Among the goals of the team is to ensure women are receiving the same education on topics from prenatal care and nutrition to how to put your child to sleep safely no matter where they go. Rebman said the team is planning to meet with Pike County partners soon. Adena is still working to boost access to services and programs in Pike County, where it took on the community hospital there in 2012. Currently, Adena has an obstetrician/gynecologist traveling to Pike County for appointments two to three times a week.
Between 2006 and 2015, Richland County babies died at a rate of 6.9 per 1,000 live births compared to the state rate of 7.5 per 1,000.
Although the majority of deaths across Ohio – 66 percent – were within the first 27 days of birth, the increased death rate in 2015 was due to post-neonatal deaths of babies aged 28 days to 364 days.

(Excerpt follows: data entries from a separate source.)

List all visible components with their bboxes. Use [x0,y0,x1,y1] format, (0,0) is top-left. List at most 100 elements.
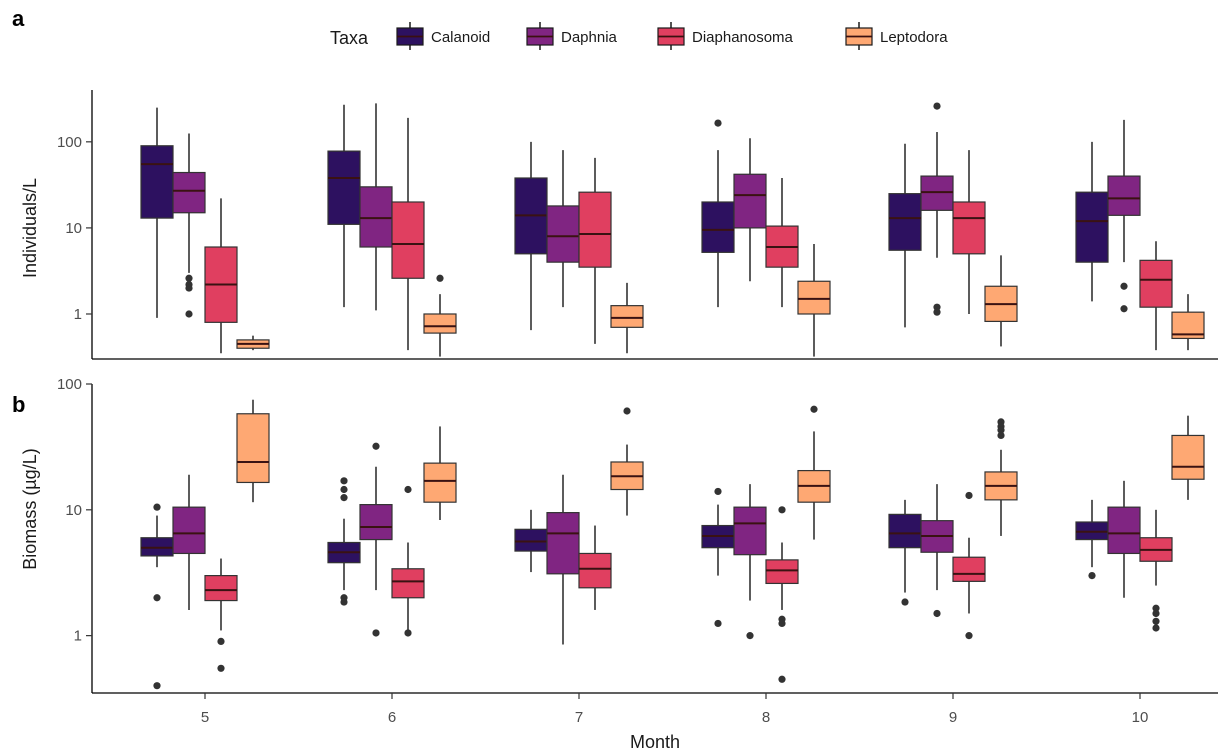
box-outlier [404,629,412,637]
box-diaphanosoma-month-9 [952,150,986,314]
box-calanoid-month-10 [1075,499,1109,580]
legend-label: Daphnia [561,29,618,46]
panel-b-chart: 1 10 100 5 6 7 8 9 10 Biomass (µg/L) Month [20,376,1218,752]
box-body [733,173,767,229]
box-body [1107,175,1141,216]
box-outlier [965,491,973,500]
box-outlier [778,619,786,628]
box-body [765,559,799,585]
box-outlier [404,485,412,494]
y-tick-label: 100 [57,134,82,151]
box-daphnia-month-9 [920,102,954,316]
box-leptodora-month-6 [423,274,457,357]
box-body [888,193,922,251]
box-daphnia-month-8 [733,138,767,282]
x-tick-label: 8 [762,709,770,726]
box-outlier [933,308,941,316]
box-body [578,191,612,268]
legend-label: Leptodora [880,29,948,46]
box-outlier [997,426,1005,434]
panel-a-y-axis-title: Individuals/L [20,178,40,278]
x-tick-label: 9 [949,709,957,726]
box-diaphanosoma-month-5 [204,198,238,354]
box-leptodora-month-6 [423,426,457,520]
box-calanoid-month-8 [701,119,735,308]
box-calanoid-month-8 [701,487,735,628]
legend: Taxa Calanoid Daphnia Diaphanosoma Leptodor… [330,22,948,50]
box-body [204,575,238,602]
box-body [236,413,270,484]
box-outlier [1120,282,1128,290]
box-daphnia-month-10 [1107,480,1141,598]
box-body [172,506,206,555]
box-body [888,513,922,549]
box-diaphanosoma-month-7 [578,157,612,344]
box-outlier [1152,609,1160,618]
box-outlier [933,609,941,618]
box-calanoid-month-7 [514,141,548,331]
box-body [920,175,954,211]
box-outlier [340,477,348,485]
legend-item-daphnia: Daphnia [526,22,618,50]
box-outlier [714,619,722,628]
box-body [1171,434,1205,480]
box-outlier [185,310,193,318]
box-body [733,506,767,556]
box-outlier [810,405,818,413]
box-body [952,201,986,255]
box-body [514,528,548,552]
box-body [1107,506,1141,555]
box-body [546,205,580,263]
box-calanoid-month-7 [514,509,548,573]
x-tick-label: 6 [388,709,396,726]
box-daphnia-month-10 [1107,119,1141,313]
box-leptodora-month-10 [1171,415,1205,500]
box-diaphanosoma-month-7 [578,525,612,610]
box-outlier [778,506,786,514]
x-axis-title: Month [630,732,680,752]
box-outlier [746,632,754,640]
box-body [140,145,174,219]
box-calanoid-month-10 [1075,141,1109,302]
box-outlier [933,102,941,110]
y-tick-label: 10 [65,502,82,519]
box-diaphanosoma-month-6 [391,117,425,351]
box-diaphanosoma-month-5 [204,558,238,672]
box-leptodora-month-10 [1171,294,1205,351]
box-calanoid-month-5 [140,107,174,318]
box-outlier [1152,604,1160,612]
box-outlier [714,487,722,496]
box-body [797,280,831,315]
box-leptodora-month-7 [610,282,644,354]
box-outlier [372,442,380,450]
box-daphnia-month-8 [733,484,767,640]
box-body [391,201,425,279]
box-outlier [340,494,348,502]
box-daphnia-month-6 [359,103,393,311]
legend-title: Taxa [330,28,369,48]
box-outlier [153,594,161,602]
box-outlier [1088,572,1096,580]
box-calanoid-month-6 [327,104,361,308]
box-outlier [1120,305,1128,313]
box-body [701,201,735,253]
box-body [359,186,393,248]
box-daphnia-month-7 [546,474,580,645]
box-diaphanosoma-month-6 [391,485,425,637]
box-outlier [153,503,161,511]
box-daphnia-month-5 [172,133,206,318]
box-body [423,462,457,503]
box-diaphanosoma-month-10 [1139,241,1173,351]
box-diaphanosoma-month-9 [952,491,986,640]
box-outlier [372,629,380,637]
box-outlier [436,274,444,282]
box-leptodora-month-9 [984,255,1018,347]
panel-b-y-axis-title: Biomass (µg/L) [20,448,40,569]
box-outlier [153,682,161,690]
y-tick-label: 1 [74,628,82,645]
box-outlier [965,632,973,640]
box-outlier [997,431,1005,440]
box-leptodora-month-8 [797,405,831,540]
legend-item-calanoid: Calanoid [396,22,490,50]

While black infants died at nearly three times the rate of white babies in 2015 – 15.1 to 5.5 – both races had an increase in post-neonatal deaths while deaths within the first 27 days were unchanged or slightly lower.
The majority of post-neonatal deaths – 41 percent - were due to complications related to being born premature while 15 percent were sleep-related, and 13 percent were related to birth defects.
According to data collected in a recent Center for Community Solutions report, 12.3 percent of babies born in Ohio between 2010 and 2014 were premature. Women who receive late or no prenatal care are at higher risk for delivering early.
Not surprisingly, due to its status of having the highest rate of infant deaths, Pike County also has the highest percent of babies born premature - 15.2 percent. However, Holmes County – home of the state’s largest Amish population – had the lowest percent of women receiving prenatal care in the first trimester - 38 percent compared to 72 percent statewide.
In Richland County, 11.3 percent of babies were premature, and nearly 71 percent of the mothers received prenatal care in the first trimester.